On the twenty-first, Starr returned to Fort Smith with Belle's two offspring and ten other witnesses; the hearing commenced on February 22 and ended the next day. Some of my neighbors gave depositions, mentioned a quarrel, said Watson lived close by the murder scene. But Farmer Watson, who had a good reputation with the merchants as a man who paid his bills, made a better impression than Horse Thief Starr. The
Argus
de-scribed the accused as a man of “fair complexion, light sunburnt whiskers, and blue eyes” who was “decidedly good-looking and talked well.” Furthermore, he appeared to be “the very opposite of a man who would be supposed to commit such a crime.”

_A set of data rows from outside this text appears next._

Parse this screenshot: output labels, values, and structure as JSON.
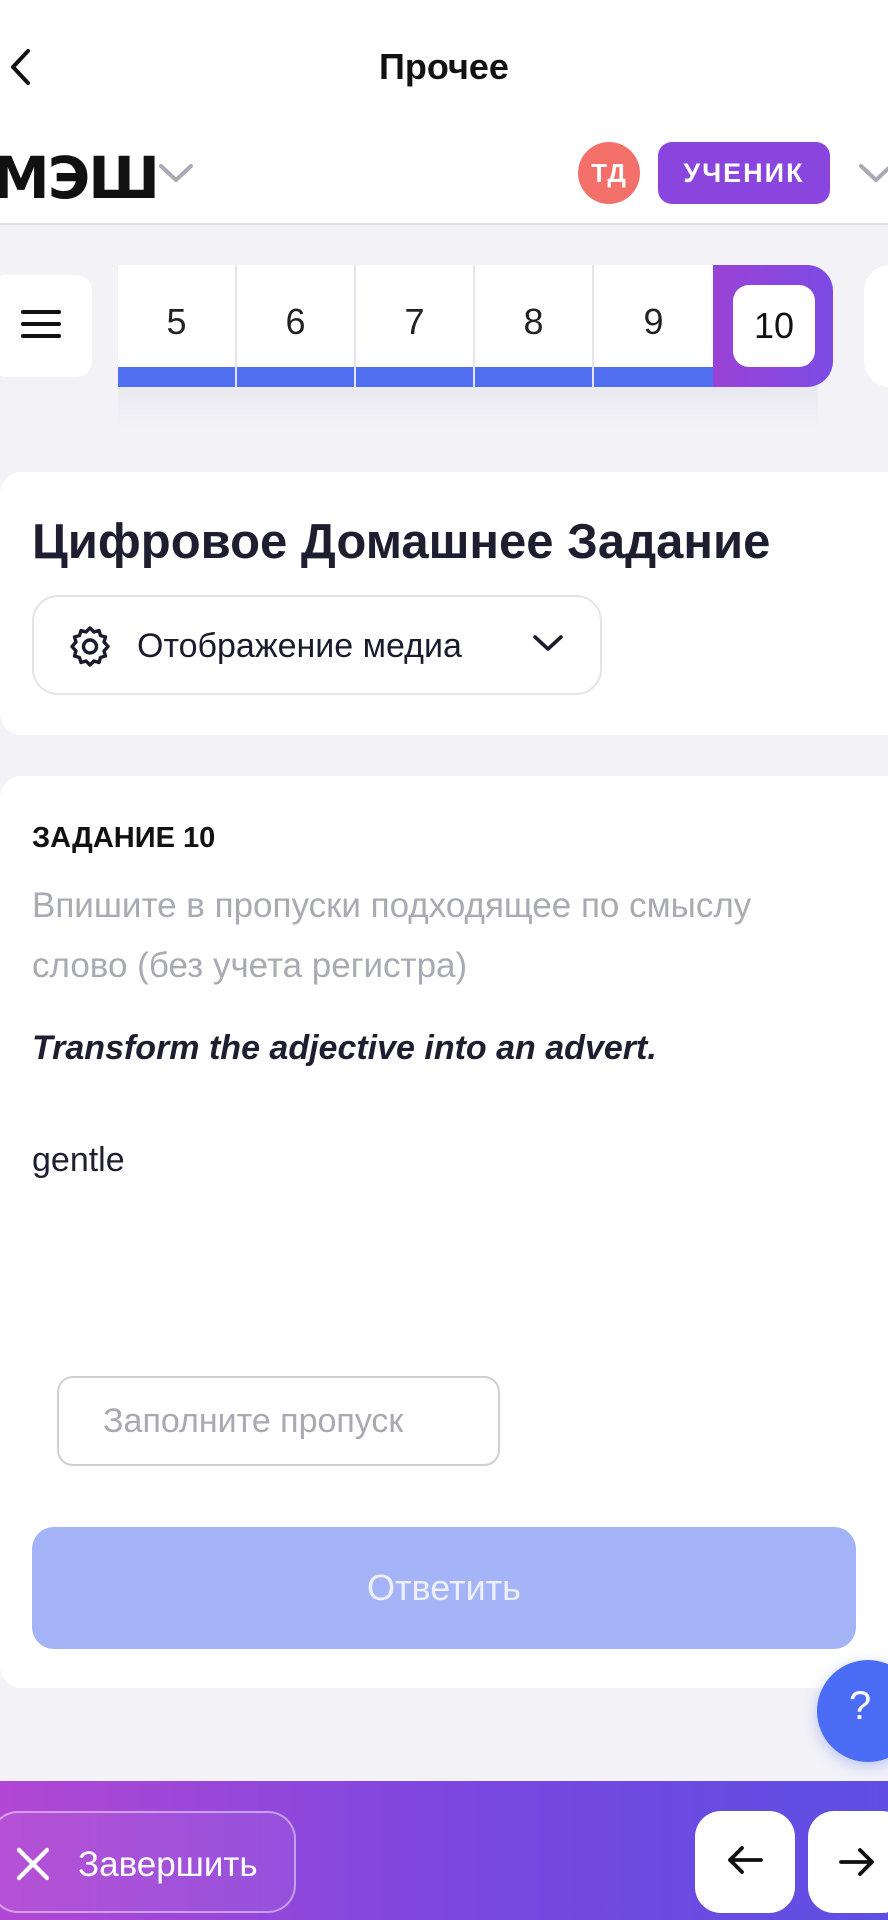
{
  "nav": {
    "title": "Прочее",
    "back_icon": "chevron-left-icon"
  },
  "header": {
    "logo": "МЭШ",
    "avatar_initials": "ТД",
    "role": "УЧЕНИК",
    "colors": {
      "avatar": "#f27069",
      "role_badge": "#8945dd"
    }
  },
  "task_nav": {
    "menu_icon": "hamburger-icon",
    "tiles": [
      {
        "label": "5",
        "completed": true
      },
      {
        "label": "6",
        "completed": true
      },
      {
        "label": "7",
        "completed": true
      },
      {
        "label": "8",
        "completed": true
      },
      {
        "label": "9",
        "completed": true
      },
      {
        "label": "10",
        "completed": false,
        "active": true
      }
    ],
    "colors": {
      "progress": "#4f6ff0"
    }
  },
  "card": {
    "title": "Цифровое Домашнее Задание",
    "media_select": {
      "label": "Отображение медиа",
      "icon": "gear-icon"
    }
  },
  "task": {
    "label": "ЗАДАНИЕ 10",
    "instruction": "Впишите в пропуски подходящее по смыслу слово (без учета регистра)",
    "prompt": "Transform the adjective into an advert.",
    "word": "gentle",
    "input_value": "",
    "input_placeholder": "Заполните пропуск",
    "submit_label": "Ответить",
    "colors": {
      "submit_disabled": "#a4b4f6"
    }
  },
  "help": {
    "label": "?"
  },
  "footer": {
    "finish_label": "Завершить",
    "prev_icon": "arrow-left-icon",
    "next_icon": "arrow-right-icon"
  }
}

Jim Starr's socalled evidence being deemed circumstantial, he was granted an extension while he sought more witnesses, but very little new evidence was forthcoming. On March 4, the plaintiff 's case was judged too weak to merit the indictment of an honest white American—“a quiet, hard-working man whose local reputation is good,” said the Fort Smith
Era
next day. Even so, I had spent two weeks in jail before the Hanging Judge threw out the case.